Lilo und Stitch: Trotz vieler Mängel besser als das Original?


Das Live-Action-Remake von Lilo und Stitch ist ein Hit. An seinem ersten Wochenende in den USA spielte die Realverfilmung des Disney-Klassikers 183 Millionen Dollar ein. Das ist mehr als das Original aus dem Jahr 2002, das im selben Zeitraum 145 Millionen Dollar einbrachte. Viele Fans ärgern sich jedoch über einige Änderungen, die mit der Figur oder der Erzählung zusammenhängen.

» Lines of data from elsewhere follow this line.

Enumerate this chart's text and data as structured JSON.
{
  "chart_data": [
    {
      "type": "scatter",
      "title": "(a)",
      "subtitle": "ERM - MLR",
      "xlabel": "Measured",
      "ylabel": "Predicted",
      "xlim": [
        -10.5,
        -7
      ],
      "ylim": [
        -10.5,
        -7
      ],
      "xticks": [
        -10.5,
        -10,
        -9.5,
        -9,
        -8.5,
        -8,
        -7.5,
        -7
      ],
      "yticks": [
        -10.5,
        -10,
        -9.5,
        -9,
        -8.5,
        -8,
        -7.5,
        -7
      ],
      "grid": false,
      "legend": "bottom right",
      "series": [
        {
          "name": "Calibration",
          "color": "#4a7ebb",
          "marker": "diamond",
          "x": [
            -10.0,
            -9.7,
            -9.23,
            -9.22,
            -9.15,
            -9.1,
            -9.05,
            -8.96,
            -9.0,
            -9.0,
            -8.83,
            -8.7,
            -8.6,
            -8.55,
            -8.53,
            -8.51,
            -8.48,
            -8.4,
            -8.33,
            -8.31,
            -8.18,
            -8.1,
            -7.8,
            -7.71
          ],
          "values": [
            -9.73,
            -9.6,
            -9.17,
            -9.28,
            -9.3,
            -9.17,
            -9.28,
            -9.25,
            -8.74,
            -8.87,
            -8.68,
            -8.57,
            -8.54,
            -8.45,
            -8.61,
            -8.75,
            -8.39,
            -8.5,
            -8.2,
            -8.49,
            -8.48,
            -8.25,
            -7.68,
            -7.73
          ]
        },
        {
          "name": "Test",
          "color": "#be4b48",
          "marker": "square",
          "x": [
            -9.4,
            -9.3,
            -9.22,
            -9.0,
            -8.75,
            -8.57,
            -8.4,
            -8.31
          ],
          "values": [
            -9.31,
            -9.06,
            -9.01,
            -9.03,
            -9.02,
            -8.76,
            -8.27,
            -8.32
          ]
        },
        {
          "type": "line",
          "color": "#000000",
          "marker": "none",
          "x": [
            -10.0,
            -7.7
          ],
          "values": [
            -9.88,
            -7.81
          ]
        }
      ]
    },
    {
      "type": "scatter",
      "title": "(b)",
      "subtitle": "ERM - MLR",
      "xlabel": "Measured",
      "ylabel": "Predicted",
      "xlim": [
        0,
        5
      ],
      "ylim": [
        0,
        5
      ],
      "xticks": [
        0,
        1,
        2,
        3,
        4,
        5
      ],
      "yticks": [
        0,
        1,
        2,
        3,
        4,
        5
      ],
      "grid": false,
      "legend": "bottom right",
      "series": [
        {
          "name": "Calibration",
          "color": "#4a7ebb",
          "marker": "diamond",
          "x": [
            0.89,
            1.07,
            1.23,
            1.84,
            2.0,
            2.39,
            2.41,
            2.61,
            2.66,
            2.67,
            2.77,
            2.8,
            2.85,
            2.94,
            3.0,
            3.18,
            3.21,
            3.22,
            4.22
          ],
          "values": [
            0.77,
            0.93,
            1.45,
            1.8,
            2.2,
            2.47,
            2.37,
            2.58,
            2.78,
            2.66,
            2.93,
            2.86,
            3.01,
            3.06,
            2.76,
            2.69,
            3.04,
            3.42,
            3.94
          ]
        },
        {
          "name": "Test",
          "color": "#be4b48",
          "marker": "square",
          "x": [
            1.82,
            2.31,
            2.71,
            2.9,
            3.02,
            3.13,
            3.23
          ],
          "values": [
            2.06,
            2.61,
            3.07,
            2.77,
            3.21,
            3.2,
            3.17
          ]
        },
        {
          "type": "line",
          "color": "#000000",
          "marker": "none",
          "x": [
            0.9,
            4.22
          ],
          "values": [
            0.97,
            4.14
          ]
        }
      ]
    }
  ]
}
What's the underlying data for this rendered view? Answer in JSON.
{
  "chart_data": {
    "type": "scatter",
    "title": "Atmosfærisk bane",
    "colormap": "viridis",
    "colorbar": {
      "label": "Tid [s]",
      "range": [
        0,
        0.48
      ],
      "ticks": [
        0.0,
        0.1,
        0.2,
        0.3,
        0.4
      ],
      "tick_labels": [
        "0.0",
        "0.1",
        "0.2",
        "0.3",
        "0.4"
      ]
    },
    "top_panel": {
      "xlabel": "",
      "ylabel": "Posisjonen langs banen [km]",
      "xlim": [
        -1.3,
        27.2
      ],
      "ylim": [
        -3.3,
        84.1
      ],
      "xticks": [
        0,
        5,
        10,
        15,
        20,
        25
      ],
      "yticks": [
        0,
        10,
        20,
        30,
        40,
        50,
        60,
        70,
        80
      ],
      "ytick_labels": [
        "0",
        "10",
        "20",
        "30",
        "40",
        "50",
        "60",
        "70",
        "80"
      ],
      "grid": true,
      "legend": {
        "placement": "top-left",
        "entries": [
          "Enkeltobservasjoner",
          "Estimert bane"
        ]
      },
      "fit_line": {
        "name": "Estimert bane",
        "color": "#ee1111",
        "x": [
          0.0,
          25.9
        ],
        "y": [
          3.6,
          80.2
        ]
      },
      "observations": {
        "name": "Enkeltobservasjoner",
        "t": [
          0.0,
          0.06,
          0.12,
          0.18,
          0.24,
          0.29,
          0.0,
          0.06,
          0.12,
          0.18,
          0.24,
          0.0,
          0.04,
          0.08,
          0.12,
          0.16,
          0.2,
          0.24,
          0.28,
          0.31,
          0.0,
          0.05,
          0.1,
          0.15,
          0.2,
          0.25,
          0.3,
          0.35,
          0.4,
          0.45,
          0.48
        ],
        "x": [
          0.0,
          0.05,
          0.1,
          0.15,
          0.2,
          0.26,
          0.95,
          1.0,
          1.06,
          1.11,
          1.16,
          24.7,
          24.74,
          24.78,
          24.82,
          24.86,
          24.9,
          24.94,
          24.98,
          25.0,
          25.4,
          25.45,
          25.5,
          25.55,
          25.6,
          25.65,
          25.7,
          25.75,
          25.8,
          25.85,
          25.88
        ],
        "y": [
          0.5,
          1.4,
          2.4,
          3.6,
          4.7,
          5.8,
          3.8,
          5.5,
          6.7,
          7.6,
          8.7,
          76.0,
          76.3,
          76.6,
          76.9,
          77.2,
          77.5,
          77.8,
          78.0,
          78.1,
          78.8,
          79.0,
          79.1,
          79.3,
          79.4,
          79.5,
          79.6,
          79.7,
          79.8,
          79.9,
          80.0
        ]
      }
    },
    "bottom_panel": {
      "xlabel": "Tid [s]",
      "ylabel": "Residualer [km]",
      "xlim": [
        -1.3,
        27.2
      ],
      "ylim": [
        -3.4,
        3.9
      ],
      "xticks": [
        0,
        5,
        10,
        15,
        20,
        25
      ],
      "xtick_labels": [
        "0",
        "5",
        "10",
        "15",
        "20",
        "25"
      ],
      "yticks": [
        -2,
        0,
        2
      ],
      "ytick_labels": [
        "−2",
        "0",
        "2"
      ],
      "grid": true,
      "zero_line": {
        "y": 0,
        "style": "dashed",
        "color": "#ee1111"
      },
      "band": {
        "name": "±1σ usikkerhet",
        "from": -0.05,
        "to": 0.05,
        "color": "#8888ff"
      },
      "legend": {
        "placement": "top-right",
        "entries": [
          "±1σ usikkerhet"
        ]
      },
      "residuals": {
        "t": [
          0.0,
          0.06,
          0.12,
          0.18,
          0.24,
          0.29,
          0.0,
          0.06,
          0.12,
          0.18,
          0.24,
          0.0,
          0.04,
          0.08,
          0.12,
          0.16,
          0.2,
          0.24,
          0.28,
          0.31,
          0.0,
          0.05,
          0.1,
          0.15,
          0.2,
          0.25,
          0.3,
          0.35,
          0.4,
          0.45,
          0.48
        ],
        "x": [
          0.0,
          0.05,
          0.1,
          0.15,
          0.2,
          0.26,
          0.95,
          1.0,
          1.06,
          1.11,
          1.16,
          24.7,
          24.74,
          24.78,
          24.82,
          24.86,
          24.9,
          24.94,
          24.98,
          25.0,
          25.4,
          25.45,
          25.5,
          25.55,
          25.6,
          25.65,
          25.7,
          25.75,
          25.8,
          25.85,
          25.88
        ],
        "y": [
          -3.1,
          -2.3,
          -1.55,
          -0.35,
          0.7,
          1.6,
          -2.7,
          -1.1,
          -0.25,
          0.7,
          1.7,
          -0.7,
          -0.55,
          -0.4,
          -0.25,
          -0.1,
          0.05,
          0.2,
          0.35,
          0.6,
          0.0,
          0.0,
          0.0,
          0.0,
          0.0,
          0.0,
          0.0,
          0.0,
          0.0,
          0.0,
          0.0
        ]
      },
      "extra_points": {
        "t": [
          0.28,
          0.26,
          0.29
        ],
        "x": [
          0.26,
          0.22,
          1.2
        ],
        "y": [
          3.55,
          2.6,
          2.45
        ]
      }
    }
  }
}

Ich persönlich finde, dass viele dieser Änderungen Lilo und Stitch zu einer der am wenigsten katastrophalen Live-Action-Verfilmungen der letzten Jahre machen.
Anm.: Der Rest dieses Artikels enthält Spoiler zu den beiden Filmen Lilo und Stitch, dem Original von 2002 und dem Live-Action-Remake von 2025.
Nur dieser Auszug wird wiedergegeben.